When we look at some of the initial trends surrounding cannabis legalization campaigns, it’s clear that most campaign donations and funding came from advocacy groups and wealthy folks who supported the cause. But it’s a new world. According to campaign finance records, nearly all of the money behind the five legalization initiatives in the November 2022 midterm elections was provided from the industry, MJBizDaily reports.
A full decade after the first states in the U.S. legalized cannabis for adult-use, this new trend represents a large shift. Of the nearly $20 million combined funds raised for campaigns in Arkansas, Maryland, Missouri, and North and South Dakota, at least $19.05 million (95% of the total) came from sources identifiable as cannabis industry businesses, per the latest campaign finance records.
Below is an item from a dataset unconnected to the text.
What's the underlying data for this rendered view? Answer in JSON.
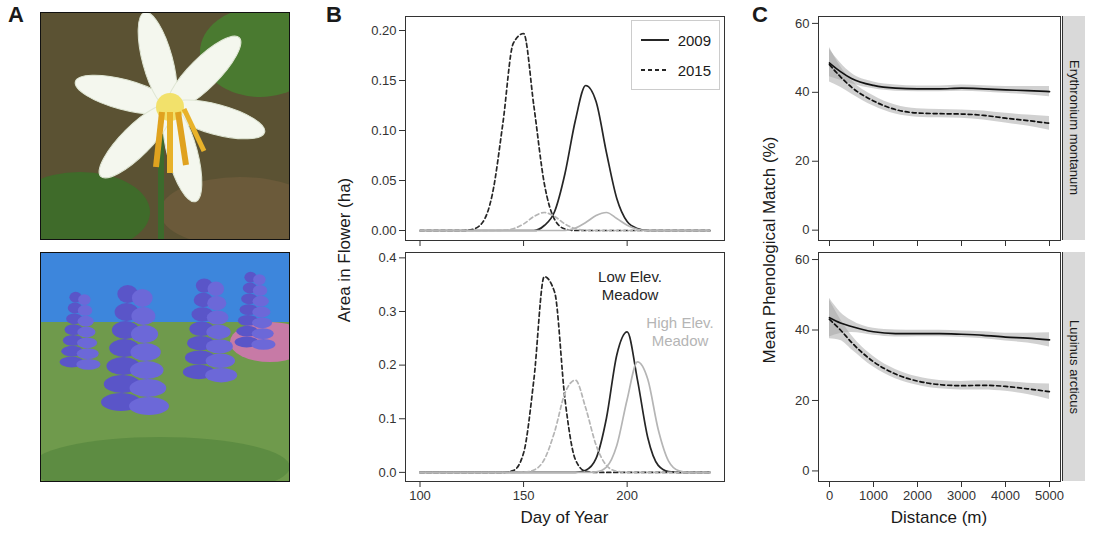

The shift, in part, simply shows the growth of the U.S. cannabis industry over the past decade, though it also signals new priorities; existing medical cannabis companies are pushing for limited-license markets in adult-use states, while advocacy-driven campaigns often asked voters to treat cannabis like alcohol in the past.
Of the total campaign contributions for Arkansas, a staggering 99.8% were from industry sources, followed by a similarly dominating 99.1% for Maryland, 94% for Missouri and 86.7% for South Dakota. North Dakota was the outlier, with just 32.7% of contributions coming from industry sources.
Experts told MJBizDaily that this data also shows where advocacy groups like the Marijuana Policy Project and Drug Policy Alliance, which once had full focus on cannabis legalization, are now turning their attention to new efforts, like legalizing psychedelics and decriminalizing other drugs.
With 30 states boasting legal recreational and/or medical cannabis, “People feel the mission’s been accomplished,” said Mason Tvert, who campaigned in the 2012 Colorado legalization campaign and currently works as a partner at Denver-based political consultancy VS Strategies.
Ohio State University law professor Douglas Berman noted that there wasn’t much of an industry to support campaigns in the early days, though once it began to emerge, attitudes around advocacy shifted, demanding from the industry leaders that were reaping the benefits of cannabis legalization.
“There was a sense of, ‘Hey, it’s important for you industry players to continue the forward momentum of legal change. Don’t continue to ride off of our backs. We got this started; now it’s your job to keep this momentum going,” Berman told MJBizDaily.
Some experts pointed to the mixed results from the election (Maryland and Missouri voted in recreational cannabis, but Arkansas, and North and South Dakota did not) as a sign of potential risks of this shift. Namely, industry players risk losing support from activists pushing for criminal justice reform, home-grow allowance and social equity provisions within legalization laws.
The early days of cannabis legalization also had different focuses—less on social equity or the nitty gritty details like license caps and taxation, instead simply looking to treat cannabis like alcohol. Today, some of those more tedious details are worked out in Congress and state capitol buildings, and there’s still no concrete roadmap to success.
Today, most of the legalization efforts have also shifted from more liberal states to more challenging, conservative states. Eugene Monroe, the campaign chair of MD Can 2022, the Maryland legalization measure, argued that industry support is now more practical.
“We went to the industry for investment because, quite honestly, that’s the biggest recipient of the economic benefit of investing in legalization,” he told MJBizDaily. “It’s the industry now, because it’s not so much focused on advocates fighting for their health or human rights, or battling against prohibition.”
Looking ahead, many critics believe that established cannabis companies will have to balance market share desires with social justice considerations; otherwise, it may be hard to win over enough support.
Berman even said that we could see “competing proposals” in the future, drawing a clear line between activist- and industry-generated measures.